С чувством облегчения Дойно вдруг обнаружил, что «будущие воспоминания» больше не имеют над ним власти, и ничто больше не заставляет его обращать будущее в прошлое еще до того, как оно стало настоящим. Он больше не убегал от действительности и не казался сам себе столь невыносимым.
— Зачем? — повторил Бролих настойчиво. Он наклонился вперед и, поскольку Фабер все еще молчал, сказал тихо — То, что я в свое время пошел в партию, было связано с уродливостью нашей семейной жизни, с огрызком карандаша в руках моего отца. Огромные леса принадлежали ему, а он всегда держал в руках только огрызок карандаша, когда считал. У него все имело выражение в цифрах. Вот от этих цифр я и бежал в партию, понимаешь, Фабер? Чтобы леса опять стали лесами. Ты говоришь, вам нужны мои деньги, и правда то, что я все еще богатый человек. Хорошо, я дам вам денег, вы купите себе на них оружие, будете убивать и сами будете убиты. Я спрашиваю: почему, зачем? Жизнь моего отца была лишена содержания, столбцы цифр не могут стать содержанием жизни, понимаешь, и в убийстве нет содержания, абсолютно никакого. Мы с женой оставили политику с тех пор, как в России убили Вассо Милича — а теперь мы с Верой должны опять возвратиться к политике, потому что усташи убили Джуру? Заколдованный круг замыкается, дьявольский круг. Теперь моя очередь задать тебе один вопрос, может, он покажется тебе смешным, но ответ на него важен для меня и моей жены. Не ради тебя задам я этот вопрос, он, так сказать, не личного плана, просто важен для нас, как я тебе уже объяснил, одним словом: есть ли на свете хоть кто-то, кого ты любишь, по-настоящему любишь, то есть тот, кто тебе важнее любой политики, важнее стальных челюстей агнцев?
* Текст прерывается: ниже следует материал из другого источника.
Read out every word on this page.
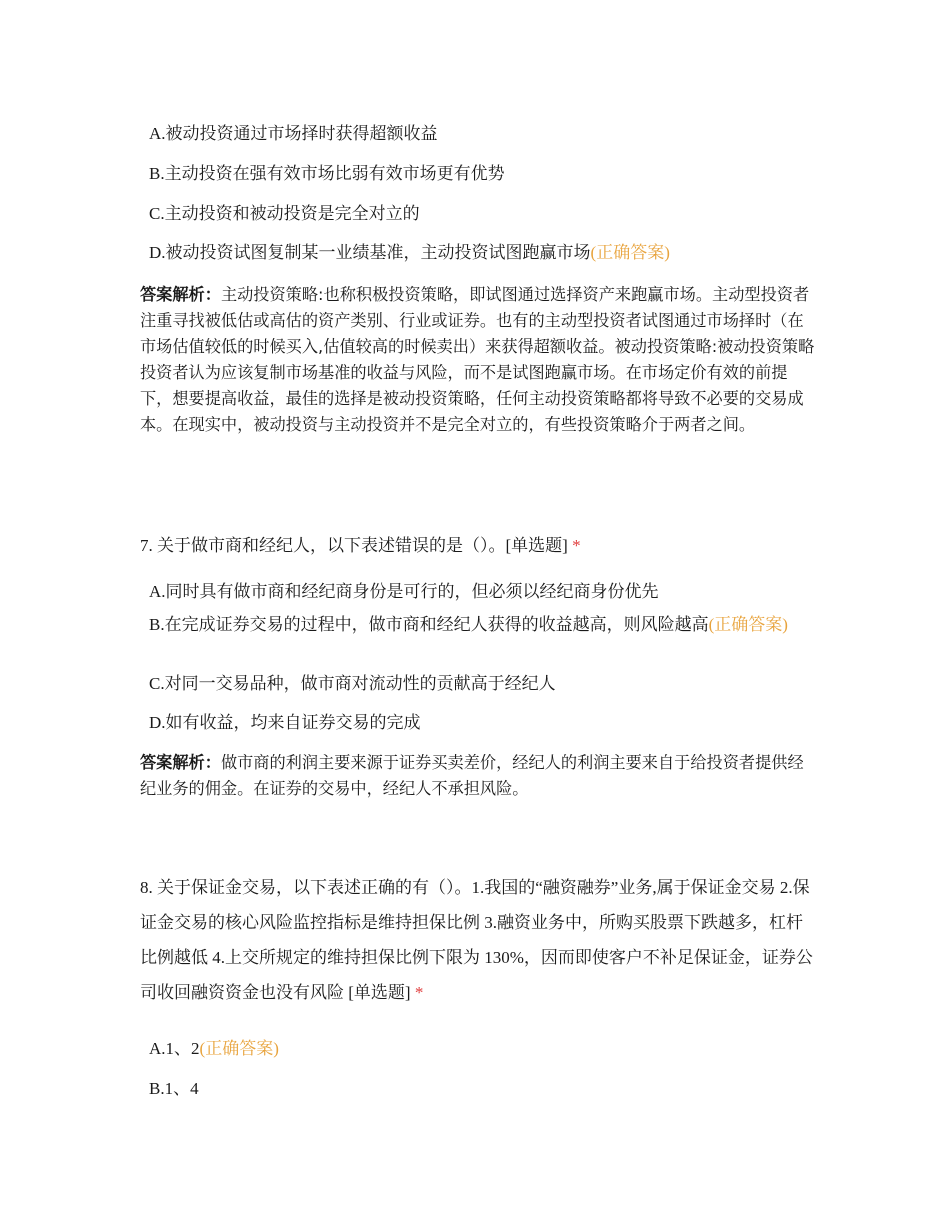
A.被动投资通过市场择时获得超额收益
B.主动投资在强有效市场比弱有效市场更有优势
C.主动投资和被动投资是完全对立的
D.被动投资试图复制某一业绩基准，主动投资试图跑赢市场(正确答案)
答案解析：主动投资策略:也称积极投资策略，即试图通过选择资产来跑赢市场。主动型投资者注重寻找被低估或高估的资产类别、行业或证券。也有的主动型投资者试图通过市场择时（在市场估值较低的时候买入,估值较高的时候卖出）来获得超额收益。被动投资策略:被动投资策略投资者认为应该复制市场基准的收益与风险，而不是试图跑赢市场。在市场定价有效的前提下，想要提高收益，最佳的选择是被动投资策略，任何主动投资策略都将导致不必要的交易成本。在现实中，被动投资与主动投资并不是完全对立的，有些投资策略介于两者之间。
7. 关于做市商和经纪人，以下表述错误的是（）。[单选题] *
A.同时具有做市商和经纪商身份是可行的，但必须以经纪商身份优先
B.在完成证券交易的过程中，做市商和经纪人获得的收益越高，则风险越高(正确答案)
C.对同一交易品种，做市商对流动性的贡献高于经纪人
D.如有收益，均来自证券交易的完成
答案解析：做市商的利润主要来源于证券买卖差价，经纪人的利润主要来自于给投资者提供经纪业务的佣金。在证券的交易中，经纪人不承担风险。
8. 关于保证金交易，以下表述正确的有（）。1.我国的“融资融券”业务,属于保证金交易 2.保证金交易的核心风险监控指标是维持担保比例 3.融资业务中，所购买股票下跌越多，杠杆比例越低 4.上交所规定的维持担保比例下限为 130%，因而即使客户不补足保证金，证券公司收回融资资金也没有风险 [单选题] *
A.1、2(正确答案)
B.1、4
Люба подошла к столу и пристально посмотрела в лицо Дойно. И она ждала ответа. Он сказал:
— Твой вопрос вовсе не кажется мне смешным, и сейчас я не знаю на него ответа.
— Так, значит, главная истина от тебя сокрыта. И это очень печально, Фабер, ты можешь мыслить, но не можешь найти своей собственной истины, а следовательно, и смысла своей жизни. И делаешь поэтому смерть Джуры смыслом для себя и совершаешь тем самым страшную ошибку. Потому что смерть и убийство не могут быть смыслом жизни, я повторяю тебе это. Жаль, что здесь нет Веры, она бы объяснила тебе лучше. В следующее воскресенье я приеду и привезу ее с собой. И если вам нужны деньги, чтобы спастись, и если ты настаиваешь на том, чтобы немедленно издать последнее сочинение Джуры, я согласен. Тетя Мары отдала вам все свое состояние, и я не хочу быть мелочнее, чем она. Но я еще раз заявляю: я больше не с вами, и не потому, что быть с вами стало опасно, а потому что действия ваши лишены смысла.